20 Mayıs 1982 tarihinde dava (Eddie Mabo and Others v the State of Queensland and the Commonwealth of Australia) çok nadir görülecek bir şekilde doğrudan Avustralya Yüksek Mahkemesi önünde açılır. Yukarıda belirttiğimiz Malo Yasası’na karşı Queensland Hükümeti, adanın Hristiyanlığı kabul etmesinin ada sakinlerinin kendi geleneklerinden koptuğu anlamına geldiğini öne sürer. Bunun üzerine Mahkeme, tarafların anlaşmaları için duruşmayı süre belirtmeksizin erteler. Taraflar arasındaki görüşmelerde herhangi bir uzlaşma meydana gelmemekte ve süreç uzamaktadır. Bu esnada Hükümet, 1985 yılında bir yasa (Queensland Coast Islands Declaratory Act) geçirerek 1879 yılında adaların ele geçirilmesiyle buradaki bütün hakların, menfaatlerin ve iddiaların Queensland Eyaleti’ne devredildiğini bildirir. Bunun karşısında davacı avukatlarının yapabileceği tek hamle, söz konusu yasanın geçerli olmadığının Yüksek Mahkeme önünde kanıtlanmasıdır.

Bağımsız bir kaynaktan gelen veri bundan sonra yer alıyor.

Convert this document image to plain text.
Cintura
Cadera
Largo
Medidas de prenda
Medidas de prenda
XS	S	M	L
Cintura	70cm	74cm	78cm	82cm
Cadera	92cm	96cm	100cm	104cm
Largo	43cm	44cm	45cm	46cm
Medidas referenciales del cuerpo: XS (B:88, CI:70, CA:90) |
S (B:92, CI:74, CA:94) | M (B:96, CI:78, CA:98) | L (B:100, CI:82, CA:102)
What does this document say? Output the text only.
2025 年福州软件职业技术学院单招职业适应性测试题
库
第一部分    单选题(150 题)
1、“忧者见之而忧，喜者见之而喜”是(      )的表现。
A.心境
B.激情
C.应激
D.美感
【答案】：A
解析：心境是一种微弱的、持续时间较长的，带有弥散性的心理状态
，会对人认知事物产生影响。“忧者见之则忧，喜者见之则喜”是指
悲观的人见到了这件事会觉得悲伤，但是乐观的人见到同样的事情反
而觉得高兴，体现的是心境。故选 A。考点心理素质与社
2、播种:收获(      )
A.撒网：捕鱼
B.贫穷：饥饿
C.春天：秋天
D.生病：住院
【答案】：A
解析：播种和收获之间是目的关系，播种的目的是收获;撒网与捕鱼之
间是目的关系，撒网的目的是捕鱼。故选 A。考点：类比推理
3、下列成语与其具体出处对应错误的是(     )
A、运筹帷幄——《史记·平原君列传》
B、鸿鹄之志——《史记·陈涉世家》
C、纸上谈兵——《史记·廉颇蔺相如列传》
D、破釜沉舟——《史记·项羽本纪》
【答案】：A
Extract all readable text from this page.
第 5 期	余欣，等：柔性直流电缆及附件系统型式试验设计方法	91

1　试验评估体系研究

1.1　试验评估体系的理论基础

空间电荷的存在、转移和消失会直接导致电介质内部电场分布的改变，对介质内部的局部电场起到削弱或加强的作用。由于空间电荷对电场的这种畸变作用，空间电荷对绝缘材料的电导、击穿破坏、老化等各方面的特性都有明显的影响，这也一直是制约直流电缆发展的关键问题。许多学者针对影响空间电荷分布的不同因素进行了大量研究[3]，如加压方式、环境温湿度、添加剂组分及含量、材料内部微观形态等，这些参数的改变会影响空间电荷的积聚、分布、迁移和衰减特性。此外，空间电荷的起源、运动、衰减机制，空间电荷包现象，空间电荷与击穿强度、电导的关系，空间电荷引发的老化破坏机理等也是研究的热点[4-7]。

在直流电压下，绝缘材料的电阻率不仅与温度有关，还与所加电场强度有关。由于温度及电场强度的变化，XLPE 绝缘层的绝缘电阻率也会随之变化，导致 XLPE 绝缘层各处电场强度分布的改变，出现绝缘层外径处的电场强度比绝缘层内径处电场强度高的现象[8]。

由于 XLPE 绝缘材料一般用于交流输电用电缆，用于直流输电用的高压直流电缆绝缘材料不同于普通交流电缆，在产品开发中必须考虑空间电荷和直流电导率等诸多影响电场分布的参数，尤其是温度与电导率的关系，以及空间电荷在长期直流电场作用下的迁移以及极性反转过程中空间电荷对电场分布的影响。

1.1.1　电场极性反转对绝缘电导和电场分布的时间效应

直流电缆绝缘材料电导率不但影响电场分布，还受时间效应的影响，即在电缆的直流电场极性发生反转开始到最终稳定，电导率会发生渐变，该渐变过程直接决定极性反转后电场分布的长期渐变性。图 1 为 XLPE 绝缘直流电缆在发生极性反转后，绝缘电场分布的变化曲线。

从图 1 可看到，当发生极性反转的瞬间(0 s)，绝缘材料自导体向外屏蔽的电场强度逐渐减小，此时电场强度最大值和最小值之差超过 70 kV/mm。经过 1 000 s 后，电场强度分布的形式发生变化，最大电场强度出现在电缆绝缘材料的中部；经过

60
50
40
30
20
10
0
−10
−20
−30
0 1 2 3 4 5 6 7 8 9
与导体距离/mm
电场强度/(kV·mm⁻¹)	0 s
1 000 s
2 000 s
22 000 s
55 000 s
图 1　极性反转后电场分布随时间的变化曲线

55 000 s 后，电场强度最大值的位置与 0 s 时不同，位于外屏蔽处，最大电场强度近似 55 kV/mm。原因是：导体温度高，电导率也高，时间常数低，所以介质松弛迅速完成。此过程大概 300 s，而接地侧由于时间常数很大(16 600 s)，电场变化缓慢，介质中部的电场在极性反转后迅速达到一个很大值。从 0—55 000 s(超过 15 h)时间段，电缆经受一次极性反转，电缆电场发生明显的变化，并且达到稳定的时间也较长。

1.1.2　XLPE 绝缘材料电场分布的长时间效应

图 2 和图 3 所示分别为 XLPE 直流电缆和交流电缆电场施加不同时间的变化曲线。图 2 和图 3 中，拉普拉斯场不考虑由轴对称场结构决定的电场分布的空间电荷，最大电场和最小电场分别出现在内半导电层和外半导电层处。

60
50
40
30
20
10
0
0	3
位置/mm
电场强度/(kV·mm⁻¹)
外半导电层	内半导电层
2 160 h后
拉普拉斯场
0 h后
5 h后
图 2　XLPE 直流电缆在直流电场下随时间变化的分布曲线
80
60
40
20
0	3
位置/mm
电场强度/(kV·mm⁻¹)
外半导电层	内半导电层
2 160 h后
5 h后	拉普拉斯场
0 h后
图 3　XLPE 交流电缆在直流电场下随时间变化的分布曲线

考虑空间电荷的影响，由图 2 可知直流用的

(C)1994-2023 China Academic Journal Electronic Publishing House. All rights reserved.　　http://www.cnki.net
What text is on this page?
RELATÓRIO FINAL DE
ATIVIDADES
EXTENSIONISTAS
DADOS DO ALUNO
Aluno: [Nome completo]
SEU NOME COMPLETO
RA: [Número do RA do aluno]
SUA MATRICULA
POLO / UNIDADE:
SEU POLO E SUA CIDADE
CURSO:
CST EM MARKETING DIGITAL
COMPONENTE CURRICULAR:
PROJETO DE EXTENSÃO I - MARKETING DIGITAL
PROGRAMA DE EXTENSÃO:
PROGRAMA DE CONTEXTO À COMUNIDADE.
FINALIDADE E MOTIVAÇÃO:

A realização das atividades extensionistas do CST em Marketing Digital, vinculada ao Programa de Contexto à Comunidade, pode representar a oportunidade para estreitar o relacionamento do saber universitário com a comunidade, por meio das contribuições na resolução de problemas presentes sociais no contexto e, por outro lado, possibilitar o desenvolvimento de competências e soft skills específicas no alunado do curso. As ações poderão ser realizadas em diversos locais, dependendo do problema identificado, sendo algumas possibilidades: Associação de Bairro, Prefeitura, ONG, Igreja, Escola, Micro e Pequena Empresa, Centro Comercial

1988 yılında Yüksek Mahkeme önünde yargılama yeniden başlar. Müşteki avukatları, anayasa hukuku uyarınca bir eyalet yasası ile federal yasanın çatışması durumunda, ikincisinin geçerli olması gerektiğini öne sürerler. Zira, eyaletin çıkardığı yasa 1975 tarihli Irk Ayrımcılığı Yasası’nı (Racial Discrimination Act) çiğnemektedir ve bu nedenle yok sayılmalıdır. Mahkeme tarafından federal olarak tanınan mülk sahibi olma hakkını ihlal ettiği gerekçesiyle iddia uygun bulunur. Mabo v. Queensland (No. 1) adıyla bilinen 8 Aralık 1988 tarihli bu ilk karar, Eddie Mabo’nun toprak sahipliği iddiasını tekrardan Yüksek Mahkeme önüne getirmesinin yolunu açar.

Davanın ikinci aşaması 22 Şubat 1989 yılında başlar. Ancak davacıların delillerinin ancak sözlü beyanlarla sınırlı kalması ve hükümet tarafının bunların sadece “kulaktan dolma” bilgiler olduğunu ileri sürmesi neticesince Mahkeme, doğrudan bölgede keşif yapılarak sonuca ulaşma kararı alır. Bu inceleme esnasında gerek yerli halk ve gerekse antropologlar çeşitli kanıtlar sunarlar. Yerli halkla alakalı bütün bilgilere sahip olan Queensland Hükümeti ise onların ifadelerini vermeleri esnasında çeşitli sorular yönelterek söylenenlerin inandırıcılığını sarsmayı amaçlar. Nitekim özellikle bazı detay hususlarda tanıkların üzerine giden hükümet avukatları amaçlarına kısmen de olsa ulaşırlar. Bunlar sona erdiğinde ise Yüksek Mahkeme’nin görece genç ve tecrübesiz yargıcı Martin Moynihan’ın önünde iki tarafın da sunduklarının yer aldığı 3.464 sayfalık belge vardır.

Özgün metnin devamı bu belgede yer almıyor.